Genel Başkan Kılıçdaroğlu özetle dedi ki; "Kömür; stratejik üründür, devlet burada kar/zarar hesabı yapmaz, ağır sanayi ve enerji üretiminde ana girdilerdendir; dış ülkelere çok paramız gidiyor, ithalat azaltılmalı, yerli üretim çoğaltılmalı, böylece cari açık azalır-milli ekonomi kazanır, istihdam artar-yerel ekonomi de canlanır…"

Hamaset değildi bunlar, rasyonel gerçeklerdi. Nitekim yoğun alkış aldı…

GMİS Başkanı Ahmet Demirci de Zonguldak'ta 1,5 milyar ton kömür rezervi olduğunu söyledi ve yılda 35 milyon taşkömürü ithal edildiğini, bunun 6-7 milyon tonunun koklaşabilir kömür olduğunu açıkladı ve "bunun en azından yarısını kısa sürede biz karşılayabiliriz" dedi. Ayrıca "TTK olarak kapasitemizin 5'te birini bile üretemiyoruz. Nedeni ise işçi açığı" dedi, BEÜ tarafından hazırlanan bilimsel raporu referans göstererek "öneriler hayata geçirilsin… sesimize kulak verilsin" dedi.

Kendisinden sonra gelen konuşmacıların da onun yorum ve rakamlarına itibar ettiğine göre yerinde bir konuşmaydı.

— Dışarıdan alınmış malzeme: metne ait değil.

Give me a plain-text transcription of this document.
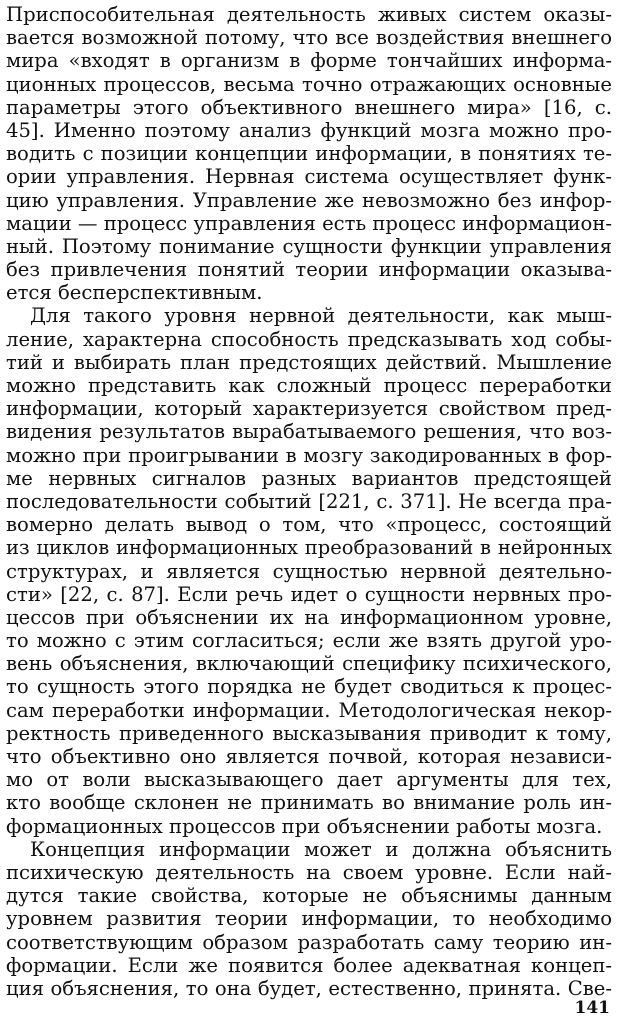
Приспособительная деятельность живых систем оказы-
вается возможной потому, что все воздействия внешнего
мира «входят в организм в форме тончайших информа-
ционных процессов, весьма точно отражающих основные
параметры этого объективного внешнего мира» [16, с.
45]. Именно поэтому анализ функций мозга можно про-
водить с позиции концепции информации, в понятиях те-
ории управления. Нервная система осуществляет функ-
цию управления. Управление же невозможно без инфор-
мации — процесс управления есть процесс информацион-
ный. Поэтому понимание сущности функции управления
без привлечения понятий теории информации оказыва-
ется бесперспективным.
Для такого уровня нервной деятельности, как мыш-
ление, характерна способность предсказывать ход собы-
тий и выбирать план предстоящих действий. Мышление
можно представить как сложный процесс переработки
информации, который характеризуется свойством пред-
видения результатов вырабатываемого решения, что воз-
можно при проигрывании в мозгу закодированных в фор-
ме нервных сигналов разных вариантов предстоящей
последовательности событий [221, с. 371]. Не всегда пра-
вомерно делать вывод о том, что «процесс, состоящий
из циклов информационных преобразований в нейронных
структурах, и является сущностью нервной деятельно-
сти» [22, с. 87]. Если речь идет о сущности нервных про-
цессов при объяснении их на информационном уровне,
то можно с этим согласиться; если же взять другой уро-
вень объяснения, включающий специфику психического,
то сущность этого порядка не будет сводиться к процес-
сам переработки информации. Методологическая некор-
ректность приведенного высказывания приводит к тому,
что объективно оно является почвой, которая независи-
мо от воли высказывающего дает аргументы для тех,
кто вообще склонен не принимать во внимание роль ин-
формационных процессов при объяснении работы мозга.
Концепция информации может и должна объяснить
психическую деятельность на своем уровне. Если най-
дутся такие свойства, которые не объяснимы данным
уровнем развития теории информации, то необходимо
соответствующим образом разработать саму теорию ин-
формации. Если же появится более адекватная концеп-
ция объяснения, то она будет, естественно, принята. Све-
141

Kılıçdaroğlu laf arasında öyle bir şeye daha dikkat çekti ki; arada kaynadı gitti! Şu söyledikleri yenilir yutulur değildi oysa : "Bir transfer fiyatlaması vardır. Dışarıdan kömürü 10 liraya alırsınız, ama gerçek alış bedeli 5 liradır. 10 lirayı yurt dışına resmen gönderirsiniz, 5 lira satıcısına gider. 5 lira da sizin İsviçre'deki hesabınıza yatar. Buna transfer fiyatlaması denir. Eski bir maliyeci olarak bu sadece ülkemiz için değil bütün dünya için geçerli bir kavramdır. Transfer fiyatlaması, OECD'nin bütün raporlarında vardır. Dolayısıyla bu konuya da dikkat çekmek gerekiyor."

Bence Kılıçdaroğlu, kömür madeni derinliğinden daha öte şeyler söyledi! Biz ise "Genel Başkan doğru söylüyor mirim, yerli varken niye ithal ediyoruz ki!" diyecek kadar anladık!"